Update: An alert reader who once worked at the DOT emails--
If this is true, I sort of know why. ... The simple answer is that DOT is, first of all, a collection of agencies that existed in other forms and were simply gathered together when the Department was formed -- the FAA, and the Federal Highway Administration are the big ones, but there are also NHTSA, the Federal Transit Administration, and I think eight others. All of these have their own administrators, chief counsels, press offices, and so on. They each have all the bureaucratic facilities they's need if they were independent agencies. (It was done this way probably to preserve Congressional committee jurisdiction over these functions . This is a far more significant factor in Washington than is generally recognized -- the topic of transportation is rationalized in the executive branch by putting all of those agencies together, but they are still left separate within the department so that Congressional oversight can be left unrationalized . ...)
Then, spread over all of these there is an enormous Office of the Secretary, with another full complement of policy, legal, and Congressional-relations functions.

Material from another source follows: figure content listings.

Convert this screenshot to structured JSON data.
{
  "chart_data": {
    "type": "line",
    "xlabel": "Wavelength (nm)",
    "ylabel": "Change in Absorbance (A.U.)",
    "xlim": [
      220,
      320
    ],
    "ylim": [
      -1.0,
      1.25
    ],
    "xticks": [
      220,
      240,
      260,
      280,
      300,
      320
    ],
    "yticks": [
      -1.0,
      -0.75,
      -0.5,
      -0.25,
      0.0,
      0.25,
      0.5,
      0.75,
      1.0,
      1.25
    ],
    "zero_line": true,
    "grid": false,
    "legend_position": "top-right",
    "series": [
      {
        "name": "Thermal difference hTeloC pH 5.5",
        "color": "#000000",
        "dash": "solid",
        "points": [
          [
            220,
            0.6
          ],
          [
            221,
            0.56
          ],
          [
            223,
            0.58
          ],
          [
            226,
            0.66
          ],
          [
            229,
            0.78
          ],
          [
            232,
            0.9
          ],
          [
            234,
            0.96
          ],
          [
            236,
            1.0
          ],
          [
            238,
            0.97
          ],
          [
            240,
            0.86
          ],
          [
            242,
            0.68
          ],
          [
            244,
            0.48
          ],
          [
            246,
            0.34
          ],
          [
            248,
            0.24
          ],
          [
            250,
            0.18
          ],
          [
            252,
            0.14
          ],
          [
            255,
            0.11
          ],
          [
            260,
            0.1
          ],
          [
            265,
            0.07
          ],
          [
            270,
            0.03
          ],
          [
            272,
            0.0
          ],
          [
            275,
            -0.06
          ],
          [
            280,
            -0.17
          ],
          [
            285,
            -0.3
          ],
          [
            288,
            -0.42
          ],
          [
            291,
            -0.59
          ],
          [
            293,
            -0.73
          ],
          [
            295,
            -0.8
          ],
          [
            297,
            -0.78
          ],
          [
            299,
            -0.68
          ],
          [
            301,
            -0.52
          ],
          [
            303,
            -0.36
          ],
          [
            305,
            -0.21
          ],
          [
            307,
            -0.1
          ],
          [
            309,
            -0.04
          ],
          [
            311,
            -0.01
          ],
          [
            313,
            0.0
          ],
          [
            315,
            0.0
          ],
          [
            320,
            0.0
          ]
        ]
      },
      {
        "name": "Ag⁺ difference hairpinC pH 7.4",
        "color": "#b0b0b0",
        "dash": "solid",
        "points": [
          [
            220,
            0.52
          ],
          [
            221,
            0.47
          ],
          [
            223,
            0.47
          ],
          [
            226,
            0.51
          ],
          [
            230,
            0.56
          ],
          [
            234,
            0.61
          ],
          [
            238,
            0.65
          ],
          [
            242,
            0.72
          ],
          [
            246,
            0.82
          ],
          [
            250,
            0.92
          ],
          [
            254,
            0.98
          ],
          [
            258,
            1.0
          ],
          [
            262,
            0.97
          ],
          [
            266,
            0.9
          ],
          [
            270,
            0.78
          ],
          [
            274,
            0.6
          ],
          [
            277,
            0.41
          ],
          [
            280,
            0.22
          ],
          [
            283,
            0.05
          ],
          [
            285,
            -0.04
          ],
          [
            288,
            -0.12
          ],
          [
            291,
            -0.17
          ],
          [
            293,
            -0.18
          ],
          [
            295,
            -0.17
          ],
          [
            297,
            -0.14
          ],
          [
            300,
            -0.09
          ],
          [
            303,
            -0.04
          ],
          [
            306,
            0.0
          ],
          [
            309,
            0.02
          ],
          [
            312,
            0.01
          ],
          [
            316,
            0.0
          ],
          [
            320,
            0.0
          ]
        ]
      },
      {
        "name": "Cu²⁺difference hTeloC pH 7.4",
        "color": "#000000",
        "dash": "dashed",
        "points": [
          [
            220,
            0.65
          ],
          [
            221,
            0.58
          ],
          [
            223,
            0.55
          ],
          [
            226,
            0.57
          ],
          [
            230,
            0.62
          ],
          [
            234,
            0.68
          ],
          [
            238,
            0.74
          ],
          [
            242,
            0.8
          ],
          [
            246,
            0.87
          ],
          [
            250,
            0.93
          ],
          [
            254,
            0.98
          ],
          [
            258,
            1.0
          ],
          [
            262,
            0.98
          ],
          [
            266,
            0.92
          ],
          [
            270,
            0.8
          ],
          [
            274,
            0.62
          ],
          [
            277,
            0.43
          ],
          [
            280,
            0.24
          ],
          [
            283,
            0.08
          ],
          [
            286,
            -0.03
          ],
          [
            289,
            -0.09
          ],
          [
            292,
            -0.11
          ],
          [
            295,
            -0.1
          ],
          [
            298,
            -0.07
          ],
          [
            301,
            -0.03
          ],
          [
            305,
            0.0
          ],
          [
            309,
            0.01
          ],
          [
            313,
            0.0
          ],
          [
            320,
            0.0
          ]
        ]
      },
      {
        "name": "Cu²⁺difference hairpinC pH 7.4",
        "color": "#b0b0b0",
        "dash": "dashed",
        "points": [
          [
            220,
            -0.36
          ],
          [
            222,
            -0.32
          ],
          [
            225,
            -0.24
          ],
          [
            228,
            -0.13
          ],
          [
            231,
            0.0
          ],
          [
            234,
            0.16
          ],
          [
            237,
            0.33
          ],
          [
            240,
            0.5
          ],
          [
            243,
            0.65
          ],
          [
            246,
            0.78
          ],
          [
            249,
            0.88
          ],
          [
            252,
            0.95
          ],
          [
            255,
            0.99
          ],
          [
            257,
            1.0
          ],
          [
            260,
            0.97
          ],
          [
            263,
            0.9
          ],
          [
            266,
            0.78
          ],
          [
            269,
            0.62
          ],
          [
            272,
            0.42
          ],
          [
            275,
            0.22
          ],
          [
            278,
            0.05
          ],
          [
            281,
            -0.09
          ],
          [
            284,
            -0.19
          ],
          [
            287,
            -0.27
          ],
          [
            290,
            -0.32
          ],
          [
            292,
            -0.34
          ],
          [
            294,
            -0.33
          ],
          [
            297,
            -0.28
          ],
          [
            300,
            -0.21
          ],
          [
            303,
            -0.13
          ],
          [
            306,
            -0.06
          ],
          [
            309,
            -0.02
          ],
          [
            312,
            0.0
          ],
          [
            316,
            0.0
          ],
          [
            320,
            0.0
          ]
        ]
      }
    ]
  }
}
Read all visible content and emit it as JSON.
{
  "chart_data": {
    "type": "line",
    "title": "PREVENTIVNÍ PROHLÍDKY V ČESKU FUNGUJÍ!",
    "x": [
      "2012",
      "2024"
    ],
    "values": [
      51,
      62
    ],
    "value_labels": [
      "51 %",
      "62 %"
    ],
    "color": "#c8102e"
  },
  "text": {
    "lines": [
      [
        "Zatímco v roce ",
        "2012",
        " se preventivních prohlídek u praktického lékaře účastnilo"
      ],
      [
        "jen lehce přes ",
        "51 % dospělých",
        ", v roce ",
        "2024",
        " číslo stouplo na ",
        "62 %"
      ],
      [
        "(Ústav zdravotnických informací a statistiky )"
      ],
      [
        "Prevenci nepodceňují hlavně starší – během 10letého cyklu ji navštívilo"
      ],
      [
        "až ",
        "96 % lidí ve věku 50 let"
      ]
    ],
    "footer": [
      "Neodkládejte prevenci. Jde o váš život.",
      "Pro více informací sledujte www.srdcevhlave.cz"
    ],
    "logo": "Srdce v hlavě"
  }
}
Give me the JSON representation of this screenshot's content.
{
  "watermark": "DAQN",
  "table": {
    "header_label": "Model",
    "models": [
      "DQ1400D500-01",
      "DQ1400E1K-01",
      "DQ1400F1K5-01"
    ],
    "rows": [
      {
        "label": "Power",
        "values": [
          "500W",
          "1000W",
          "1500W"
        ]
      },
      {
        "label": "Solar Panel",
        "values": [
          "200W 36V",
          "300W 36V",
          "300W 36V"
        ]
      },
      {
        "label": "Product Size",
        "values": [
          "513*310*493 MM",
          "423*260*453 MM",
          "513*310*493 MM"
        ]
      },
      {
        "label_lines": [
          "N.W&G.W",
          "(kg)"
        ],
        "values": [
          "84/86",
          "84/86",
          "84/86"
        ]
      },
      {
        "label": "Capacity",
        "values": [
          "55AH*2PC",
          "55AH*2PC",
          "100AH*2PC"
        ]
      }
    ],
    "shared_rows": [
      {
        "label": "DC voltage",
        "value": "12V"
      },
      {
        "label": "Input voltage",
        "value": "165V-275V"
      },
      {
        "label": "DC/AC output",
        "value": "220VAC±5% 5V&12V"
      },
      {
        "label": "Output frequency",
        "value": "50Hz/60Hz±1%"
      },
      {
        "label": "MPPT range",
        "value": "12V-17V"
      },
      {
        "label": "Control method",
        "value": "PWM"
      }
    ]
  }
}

The result is that there's a huge number of presidential appointments and high level executive functions, many more than if the separate agencies had been destroyed when the department was created.
Then, on top of that, a number of these agencies have enormous presences around the country. ... Take a look at http://www.dot.gov/DOTagencies.htm , start clicking on its links, and you will get the picture. In the way that bureaucracies work, all of those local offices have people at the top. The number of top level people mentioned in your blog does not surprise me. [E.A.]